Título: Ajuda só chega a 25% dos haitianos
Autor: Colon, Leandro ; Chade, Jamil
Fonte: O Estado de São Paulo, 27/01/2010, Internacional, p. A17

ONU admite problemas na doação de comida, que é feita pelos brasileiros em missões secretas para evitar tumultos

e A ONU reconheceu ontem ter conseguido alimentar apenas 25% dos sobreviventes e diz que, até hoje, nem sequer chegou a todos os que sofreram com a tragédia. Pelo menos 2 milhões de haitianos ainda dependem de ajuda alimentar. A dificuldade na distribuição de comidas aos haitianos é perceptível. Nos últimos dias, o Estado acompanhou cinco ações em que dezenas de pessoas foram para a fila, mas ficaram sem os mantimentos.

Não há distinção de região: Cité Soleil, Bel Air ou o Palácio Nacional. As tropas da ONU evitam divulgar aos haitianos quando e onde haverá entrega de mantimentos. A chegada costuma ser de surpresa, em articulação com os líderes comunitários de cada região. Oficialmente, o argumento dos militares é de que essas operações evitam tumultos.

O efeito, porém, tem sido o contrário. Antes, havia um privilégio para as mulheres na fila. Depois do terremoto, não há mais esse controle. Vale quem chegar primeiro. Assim como não se controla a quantidade de vezes que alguém recebe os mantimentos.

Ontem, as tropas brasileiras usaram gás lacrimogêneo para acalmar a população que brigava por comida na região do Palácio Nacional. A distribuição de oito toneladas chegou a ser interrompida. Em Cité Soleil, a polícia decidiu entregar comida por conta própria e teve de chamar ajuda brasileira.

Na terça-feira, patrulhas brasileiras organizaram a distribuição nos bairros de Bel Air e Deumas, onde milhares de pessoas dormem nas ruas desde o terremoto. Pelo rádio, os militares decidiam onde estacionariam para iniciar cada operação.

Durante o trajeto, haitianos que perambulam pelas ruas pediam para que as viaturas parassem. "Outro dia, aqui é outro dia", respondiam os soldados brasileiros. No entanto, receber a visita da missão da ONU também não significa comida debaixo do braço.

Em todas as operações acompanhadas pela reportagem, dezenas de haitianos vão para a fila, se espremem, e ficam sem comida. Na madrugada de ontem, muitos reclamavam não terem recebido nada.

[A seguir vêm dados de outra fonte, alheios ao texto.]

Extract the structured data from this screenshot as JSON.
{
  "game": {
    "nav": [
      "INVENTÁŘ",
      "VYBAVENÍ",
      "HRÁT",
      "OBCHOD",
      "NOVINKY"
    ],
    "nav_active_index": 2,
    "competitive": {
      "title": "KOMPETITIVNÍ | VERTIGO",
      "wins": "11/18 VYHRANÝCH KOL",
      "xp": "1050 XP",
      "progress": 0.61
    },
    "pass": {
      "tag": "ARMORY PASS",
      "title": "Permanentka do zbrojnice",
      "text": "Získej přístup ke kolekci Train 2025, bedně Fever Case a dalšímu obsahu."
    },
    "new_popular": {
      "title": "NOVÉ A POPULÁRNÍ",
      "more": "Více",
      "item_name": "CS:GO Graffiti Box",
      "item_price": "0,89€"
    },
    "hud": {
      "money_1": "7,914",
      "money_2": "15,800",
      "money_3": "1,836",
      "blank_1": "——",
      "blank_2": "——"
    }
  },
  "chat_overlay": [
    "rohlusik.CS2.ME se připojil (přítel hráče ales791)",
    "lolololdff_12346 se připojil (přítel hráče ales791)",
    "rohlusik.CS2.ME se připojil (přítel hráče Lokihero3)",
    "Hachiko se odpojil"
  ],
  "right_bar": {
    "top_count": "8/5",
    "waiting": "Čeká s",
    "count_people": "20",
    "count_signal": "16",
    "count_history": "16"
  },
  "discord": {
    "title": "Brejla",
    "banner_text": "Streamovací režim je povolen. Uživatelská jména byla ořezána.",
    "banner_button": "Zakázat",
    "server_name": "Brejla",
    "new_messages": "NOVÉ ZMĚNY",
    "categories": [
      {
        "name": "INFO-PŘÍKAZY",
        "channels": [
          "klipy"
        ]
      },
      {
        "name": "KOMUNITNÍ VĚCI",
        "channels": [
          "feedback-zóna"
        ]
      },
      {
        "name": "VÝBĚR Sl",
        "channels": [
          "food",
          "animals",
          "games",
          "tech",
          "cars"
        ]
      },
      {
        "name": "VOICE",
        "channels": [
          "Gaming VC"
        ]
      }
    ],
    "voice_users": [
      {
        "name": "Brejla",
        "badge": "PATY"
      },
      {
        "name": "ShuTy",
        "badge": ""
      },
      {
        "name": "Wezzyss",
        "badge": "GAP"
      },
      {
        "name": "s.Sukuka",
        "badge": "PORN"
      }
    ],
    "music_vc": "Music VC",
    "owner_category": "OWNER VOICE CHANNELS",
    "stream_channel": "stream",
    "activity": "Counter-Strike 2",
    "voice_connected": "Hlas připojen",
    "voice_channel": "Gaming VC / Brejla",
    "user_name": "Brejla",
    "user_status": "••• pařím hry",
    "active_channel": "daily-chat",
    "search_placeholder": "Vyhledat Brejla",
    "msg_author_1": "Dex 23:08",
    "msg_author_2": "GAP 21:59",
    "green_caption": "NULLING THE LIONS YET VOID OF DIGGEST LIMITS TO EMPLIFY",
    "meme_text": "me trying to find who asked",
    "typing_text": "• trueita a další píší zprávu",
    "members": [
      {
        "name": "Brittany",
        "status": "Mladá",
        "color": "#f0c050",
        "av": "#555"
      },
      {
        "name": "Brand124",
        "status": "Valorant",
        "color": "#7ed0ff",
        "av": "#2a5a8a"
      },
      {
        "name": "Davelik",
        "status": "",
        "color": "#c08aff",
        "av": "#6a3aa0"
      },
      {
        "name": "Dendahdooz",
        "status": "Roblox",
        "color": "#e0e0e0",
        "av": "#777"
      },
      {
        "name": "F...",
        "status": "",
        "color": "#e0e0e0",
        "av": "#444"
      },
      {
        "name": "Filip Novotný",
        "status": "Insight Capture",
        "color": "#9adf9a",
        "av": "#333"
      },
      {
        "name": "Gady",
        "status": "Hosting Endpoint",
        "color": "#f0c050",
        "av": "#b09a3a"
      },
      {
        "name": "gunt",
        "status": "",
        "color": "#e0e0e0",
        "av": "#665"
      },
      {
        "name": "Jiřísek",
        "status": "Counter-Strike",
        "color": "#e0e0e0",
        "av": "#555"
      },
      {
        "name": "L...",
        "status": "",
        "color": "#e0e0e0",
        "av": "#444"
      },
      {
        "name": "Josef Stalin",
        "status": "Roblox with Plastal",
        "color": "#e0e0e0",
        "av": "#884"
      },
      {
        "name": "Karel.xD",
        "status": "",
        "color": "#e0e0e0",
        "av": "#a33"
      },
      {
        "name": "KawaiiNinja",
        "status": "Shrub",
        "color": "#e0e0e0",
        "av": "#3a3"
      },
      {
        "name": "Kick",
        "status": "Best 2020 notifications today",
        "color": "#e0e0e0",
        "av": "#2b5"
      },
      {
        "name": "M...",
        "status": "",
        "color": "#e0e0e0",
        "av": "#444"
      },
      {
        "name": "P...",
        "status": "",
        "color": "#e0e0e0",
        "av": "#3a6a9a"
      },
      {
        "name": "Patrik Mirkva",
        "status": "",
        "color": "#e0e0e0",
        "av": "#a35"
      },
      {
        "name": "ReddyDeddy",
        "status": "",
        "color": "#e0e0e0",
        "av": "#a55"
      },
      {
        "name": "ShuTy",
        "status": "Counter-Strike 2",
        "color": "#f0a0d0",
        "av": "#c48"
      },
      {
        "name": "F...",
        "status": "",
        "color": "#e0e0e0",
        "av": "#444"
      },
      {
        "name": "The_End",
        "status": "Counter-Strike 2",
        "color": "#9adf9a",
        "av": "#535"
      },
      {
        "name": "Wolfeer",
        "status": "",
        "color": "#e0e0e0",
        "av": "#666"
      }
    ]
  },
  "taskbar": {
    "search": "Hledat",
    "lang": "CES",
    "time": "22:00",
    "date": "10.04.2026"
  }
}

A ONU anunciou que pretende aumentar o valor destinado às operações humanitárias. O trabalho deverá ser mantido por pelo menos um ano - ao contrário da previsão inicial, que era de apenas seis meses. O problema é que apenas um terço do dinheiro, US$ 275 milhões, foi liberado até agora.

Outra prioridade do trabalho de socorro é o de garantir que barracas sejam enviadas ao Haiti. Até agora, a organização conta com apenas 40 mil barracas - boa parte ainda nem chegou.

A organização também anunciou que pretende dar mais atenção às cidades do interior, já que quase 300 mil sobreviventes deixaram a capital rumo a essas regiões. A ONU afirma que o atendimento aos haitianos está "entrando nos trilhos". "Ainda não é perfeito, mas a tarefa não é impossível", disse Elizabeth Byrs, porta-voz da organização.

Ontem, uma equipe dos EUA resgatou um homem sob os escombros de um prédio em Porto Príncipe. No entanto, os americanos disseram que ele esteve preso por 12 dias e não é um sobrevivente do terremoto do dia 12. Eles desconfiam que o homem, Rico Dibrivell, de 35 anos, que foi retirado coberto de pó, possa ser um saqueador que ficou preso entre as ruínas do edifício após uma das réplicas que atingiram a capital haitiana. Dibrivell foi levado ao hospital com uma perna quebrada.